VR SLI provides increased performance for virtual reality apps where multiple GPUs can be assigned a specific eye to dramatically accelerate stereo rendering. With the GPU affinity API, VR SLI allows scaling for systems with more than 2 GPUs.
Given that the two stereo views are independent of each other, it’s intuitively obvious that you can parallelize the rendering of them across two GPUs to get a massive improvement in performance.
Before we dig into VR SLI, let's first explain how “normal”, non-VR SLI works. For years, we’ve had alternate-frame SLI, in which the GPUs trade off frames.
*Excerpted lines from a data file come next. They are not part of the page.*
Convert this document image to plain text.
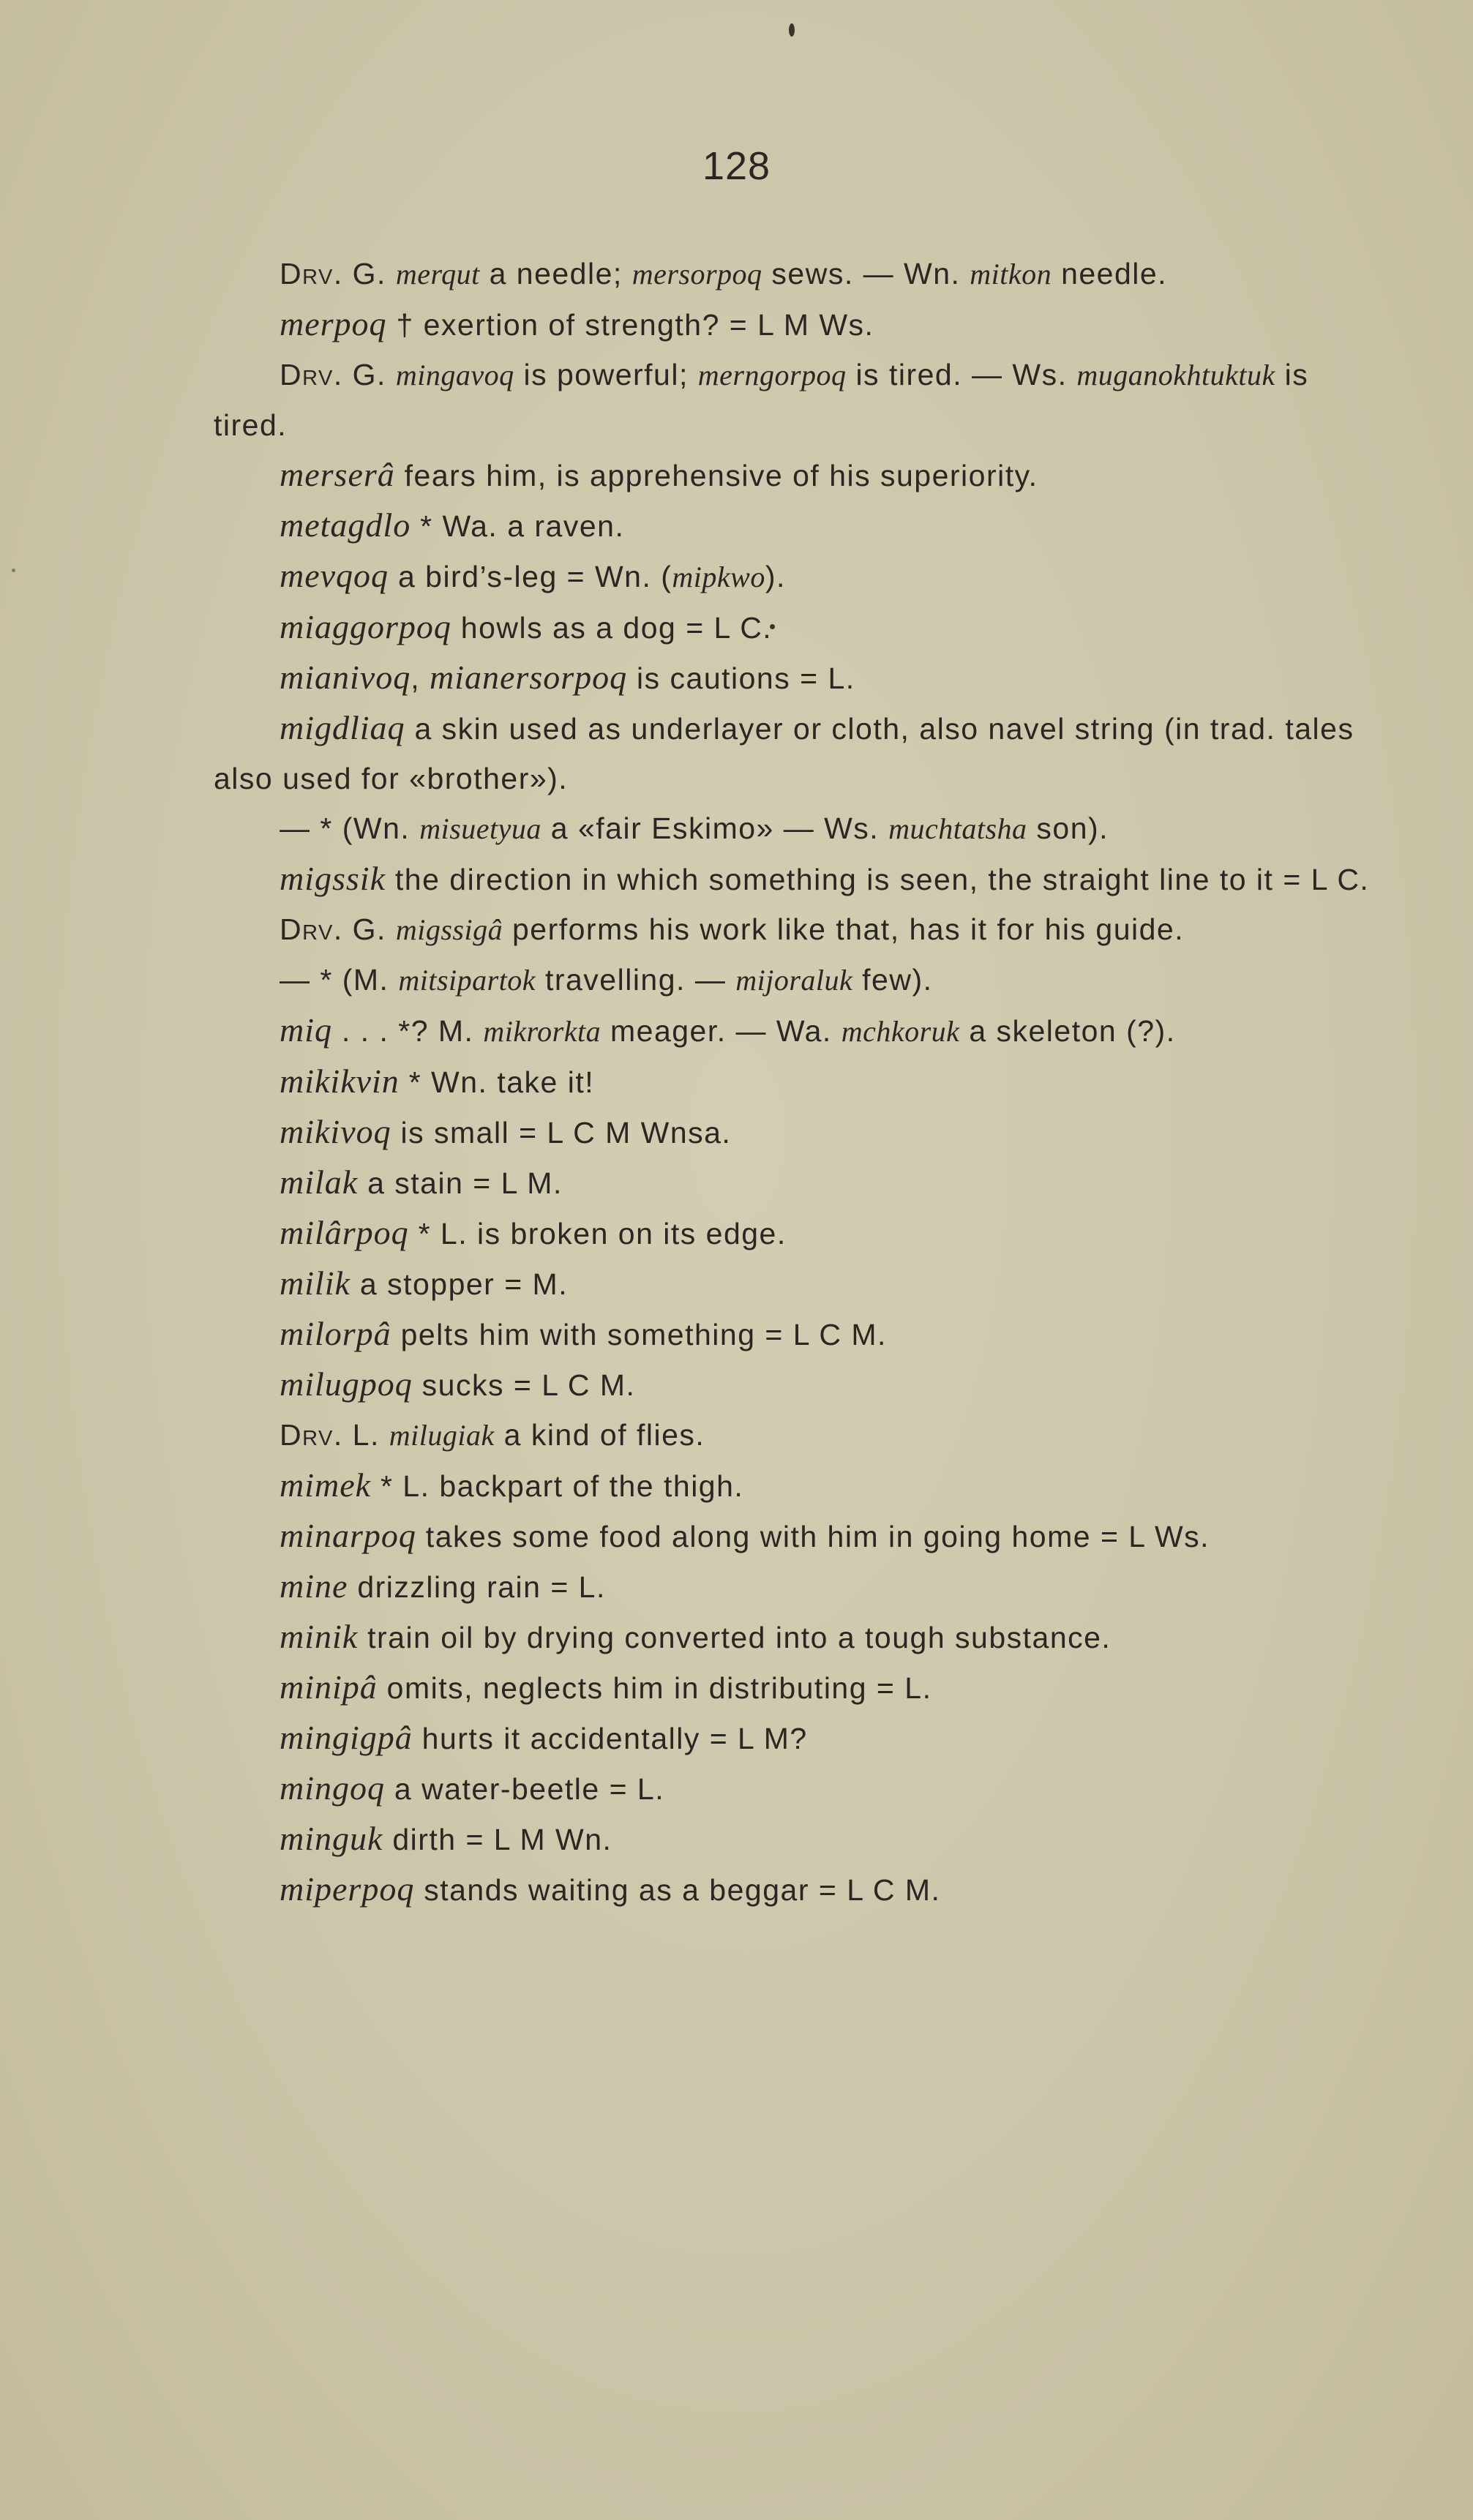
128

Drv. G. merqut a needle; mersorpoq sews. — Wn. mitkon needle.

merpoq † exertion of strength? = L M Ws.

Drv. G. mingavoq is powerful; merngorpoq is tired. — Ws. muganokhtuktuk is tired.

merserâ fears him, is apprehensive of his superiority.

metagdlo * Wa. a raven.

mevqoq a bird’s-leg = Wn. (mipkwo).

miaggorpoq howls as a dog = L C.

mianivoq, mianersorpoq is cautions = L.

migdliaq a skin used as underlayer or cloth, also navel string (in trad. tales also used for «brother»).

— * (Wn. misuetyua a «fair Eskimo» — Ws. muchtatsha son).

migssik the direction in which something is seen, the straight line to it = L C.

Drv. G. migssigâ performs his work like that, has it for his guide.

— * (M. mitsipartok travelling. — mijoraluk few).

miq . . . *? M. mikrorkta meager. — Wa. mchkoruk a skeleton (?).

mikikvin * Wn. take it!

mikivoq is small = L C M Wnsa.

milak a stain = L M.

milârpoq * L. is broken on its edge.

milik a stopper = M.

milorpâ pelts him with something = L C M.

milugpoq sucks = L C M.

Drv. L. milugiak a kind of flies.

mimek * L. backpart of the thigh.

minarpoq takes some food along with him in going home = L Ws.

mine drizzling rain = L.

minik train oil by drying converted into a tough substance.

minipâ omits, neglects him in distributing = L.

mingigpâ hurts it accidentally = L M?

mingoq a water-beetle = L.

minguk dirth = L M Wn.

miperpoq stands waiting as a beggar = L C M.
In the case of two GPUs, one renders the even frames and the other the odd frames. The GPU start times are staggered half a frame apart to try to maintain regular frame delivery to the display.
This works well to increase framerate relative to a single-GPU system, but it doesn’t really help with latency. So this isn’t the best model for VR.
A better way to use two GPUs for VR rendering is to split the work of drawing a single frame across them—namely, by rendering each eye on one GPU. This has the nice property that it improves both framerate and latency relative to a single-GPU system.
Here are some of the main features of our VR SLI API. First, it enables GPU affinity masking: the ability to select which GPUs a set of draw calls will go to. With our API, you can do this with a simple API call that sets a bitmask of active GPUs. Then all draw calls you issue will be sent to those GPUs, until you change the mask again.
GPU affinity masking is a great way to get started adding VR SLI support to your engine. However, note that with affinity masking you’re still paying the CPU cost for rendering both eyes. After splitting the app’s rendering work across two GPUs, your top performance bottleneck can easily shift to the CPU.
To alleviate this, VR SLI supports a second style of use, which we call broadcasting. This allows you to render both eye views using a single set of draw calls, rather than submitting entirely separate draw calls for each eye. Thus, it cuts the number of draw calls per frame—and their associated CPU overhead—roughly in half.
The only difference between the eyes is their view position—just a few numbers in a constant buffer. So, VR SLI lets you send different constant buffers to each GPU, so that each eye view is rendered from its correct position when the draw calls are broadcast.
So, you can prepare one constant buffer that contains the left eye view matrix, and another buffer with the right eye view matrix. Then, in our API we have a
SetConstantBuffers call that takes both the left and right eye constant buffers at once and sends them to the respective GPUs. Similarly, you can set up the GPUs with different viewports and scissor rectangles.
Altogether, this allows you to render your scene only once, broadcasting those draw calls to both GPUs, and using a handful of per-GPU state settings. This lets you render both eyes with hardly any more CPU overhead then it would cost to render a single view.
VR SLI for OpenGL is accessed through a new OpenGL extension called “
GL_NVX_linked_gpu_multicast” that can be used to greatly improve the speed of HMD rendering. With this extension, it is possible to control multiple GPUs that are in an NVIDIA SLI group with a single OpenGL context to reduce overhead and improve frame rates. .
For stereo rendering of a frame in VR, the GPU must render the same scene from two different eye positions. A normal application using only one GPU must render these two images sequentially, which means twice the CPU and GPU workload (see image above).
With the OpenGL multicast extension, it’s possible to upload the same scene to two different GPUs and render it from two different viewpoints with a single OpenGL rendering stream. This distributes the rendering workload across two GPUs and eliminates the CPU overhead of sending the rendering commands twice, providing a simple way to achieve substantial speedup.